The Skein

As explained in pages 1.7 and 1.8 of Writing with Inform (“The Skein” and “A short Skein tutorial”), the Skein and Transcript panels are used to replay series of commands and examine the output. All the time you’re testing your game in the Game panel, Inform is quietly recording all of your commands and all of the output from the game. The commands are added to the Skein.

At any time you can switch to the Skein and double-click on a node (the Documentation calls them “knots”), and the game will first be compiled and then replayed from the start up to that knot. The Skein is like the Replay button in the top toolbar, except that it can replay any playing session, not just the most recent one.

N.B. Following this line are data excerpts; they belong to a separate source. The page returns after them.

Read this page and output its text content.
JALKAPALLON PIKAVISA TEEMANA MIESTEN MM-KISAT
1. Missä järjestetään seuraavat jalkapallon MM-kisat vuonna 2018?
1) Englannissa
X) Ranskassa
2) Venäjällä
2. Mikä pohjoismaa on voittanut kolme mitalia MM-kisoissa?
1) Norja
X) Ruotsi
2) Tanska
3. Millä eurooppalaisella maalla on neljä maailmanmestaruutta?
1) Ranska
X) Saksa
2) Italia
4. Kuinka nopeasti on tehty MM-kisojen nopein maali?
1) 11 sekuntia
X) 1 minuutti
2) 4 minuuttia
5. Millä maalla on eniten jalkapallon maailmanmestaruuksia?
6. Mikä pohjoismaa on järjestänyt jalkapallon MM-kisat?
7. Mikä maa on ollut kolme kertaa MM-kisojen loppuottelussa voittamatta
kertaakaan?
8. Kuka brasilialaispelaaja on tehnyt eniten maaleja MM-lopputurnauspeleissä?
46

As you work on your game, the Skein can get pretty crowded with branches (Inform calls them “threads”) that are no longer needed. You can trim these out by right-clicking (Mac: Ctrl-clicking) and choosing “Delete all below”. But you won’t be allowed to delete the currently active thread — the one that represents the game that’s currently in progress in the Game panel. If you want to do that, you first need to click the Stop button in the toolbar. If you want to delete everything in the Skein, you can use the Trim button. This will get rid of everything except the currently active thread and any threads that you have locked.

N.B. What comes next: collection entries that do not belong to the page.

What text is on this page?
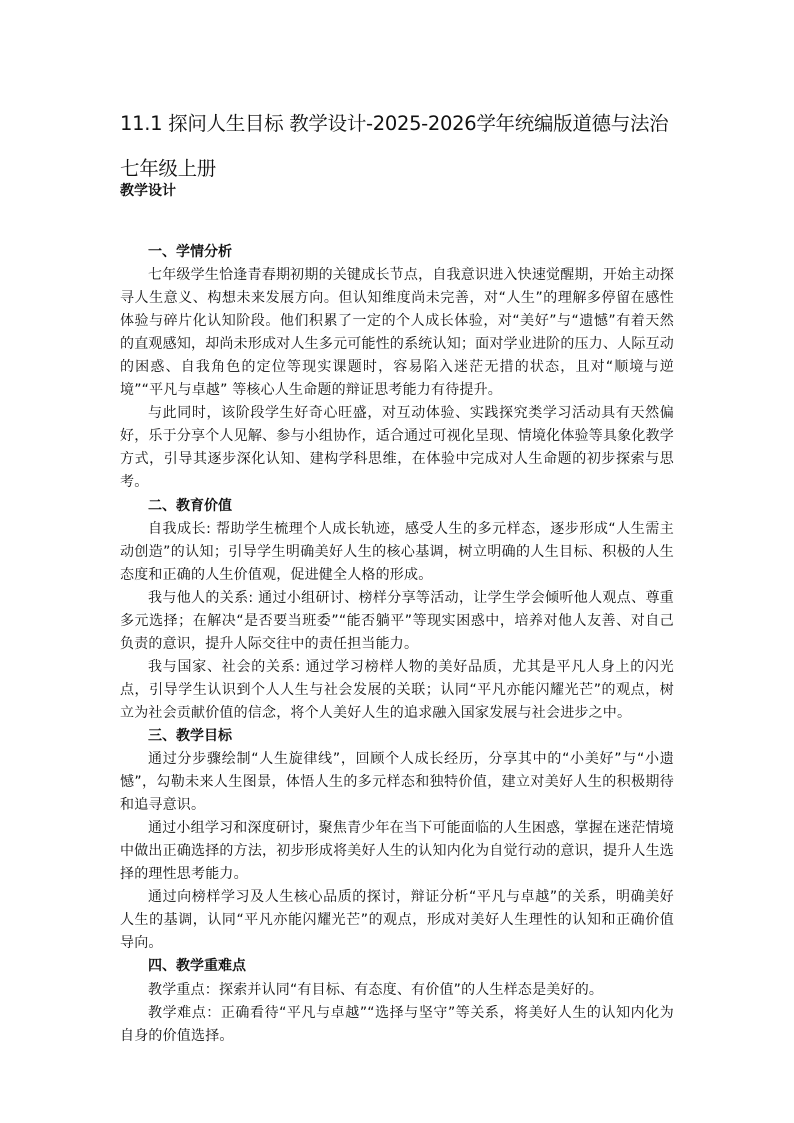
11.1 探问人生目标 教学设计-2025-2026学年统编版道德与法治七年级上册
教学设计
一、学情分析

七年级学生恰逢青春期初期的关键成长节点，自我意识进入快速觉醒期，开始主动探寻人生意义、构想未来发展方向。但认知维度尚未完善，对“人生”的理解多停留在感性体验与碎片化认知阶段。他们积累了一定的个人成长体验，对“美好”与“遗憾”有着天然的直观感知，却尚未形成对人生多元可能性的系统认知；面对学业进阶的压力、人际互动的困惑、自我角色的定位等现实课题时，容易陷入迷茫无措的状态，且对“顺境与逆境”“平凡与卓越” 等核心人生命题的辩证思考能力有待提升。

与此同时，该阶段学生好奇心旺盛，对互动体验、实践探究类学习活动具有天然偏好，乐于分享个人见解、参与小组协作，适合通过可视化呈现、情境化体验等具象化教学方式，引导其逐步深化认知、建构学科思维，在体验中完成对人生命题的初步探索与思考。

二、教育价值

自我成长: 帮助学生梳理个人成长轨迹，感受人生的多元样态，逐步形成“人生需主动创造”的认知；引导学生明确美好人生的核心基调，树立明确的人生目标、积极的人生态度和正确的人生价值观，促进健全人格的形成。

我与他人的关系: 通过小组研讨、榜样分享等活动，让学生学会倾听他人观点、尊重多元选择；在解决“是否要当班委”“能否躺平”等现实困惑中，培养对他人友善、对自己负责的意识，提升人际交往中的责任担当能力。

我与国家、社会的关系: 通过学习榜样人物的美好品质，尤其是平凡人身上的闪光点，引导学生认识到个人人生与社会发展的关联；认同“平凡亦能闪耀光芒”的观点，树立为社会贡献价值的信念，将个人美好人生的追求融入国家发展与社会进步之中。

三、教学目标

通过分步骤绘制“人生旋律线”，回顾个人成长经历，分享其中的“小美好”与“小遗憾”，勾勒未来人生图景，体悟人生的多元样态和独特价值，建立对美好人生的积极期待和追寻意识。

通过小组学习和深度研讨，聚焦青少年在当下可能面临的人生困惑，掌握在迷茫情境中做出正确选择的方法，初步形成将美好人生的认知内化为自觉行动的意识，提升人生选择的理性思考能力。

通过向榜样学习及人生核心品质的探讨，辩证分析“平凡与卓越”的关系，明确美好人生的基调，认同“平凡亦能闪耀光芒”的观点，形成对美好人生理性的认知和正确价值导向。

四、教学重难点

教学重点：探索并认同“有目标、有态度、有价值”的人生样态是美好的。

教学难点：正确看待“平凡与卓越”“选择与坚守”等关系，将美好人生的认知内化为自身的价值选择。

As your game gets closer to being finished, the Skein will become quite useful. You can play the entire game manually from start to finish — until you get to the * You have won *** message (or whatever message you’re using to indicate victory) — and then open the Skein and lock the thread you’ve just created. Locking a thread will stop Inform from deleting it, even if you use the Trim button. In the Transcript panel, you can bless the output transcript for this thread. Blessing tells Inform that this is the output you hope to see in the final, released version of the game. Blessing has no actual effect on the game itself; it’s just a record-keeping function. It stores a transcript so that you can look at it later.

After making further changes in your game (to eliminate bugs, for instance, or to add features suggested by your testers), you can run the game again using the locked thread, as a quick check to make sure you haven’t done anything that makes the game unwinnable. You can then inspect the output in the Transcript to see what changes have appeared. Using the “Next diff” and “Prev diff” buttons, you can step through any changes that your recent work has made in the transcript.

There’s more to using the Skein and Transcript than we’ve covered in this brief overview.After you’ve been writing in Inform for a while, you’ll start to see how useful these features can be.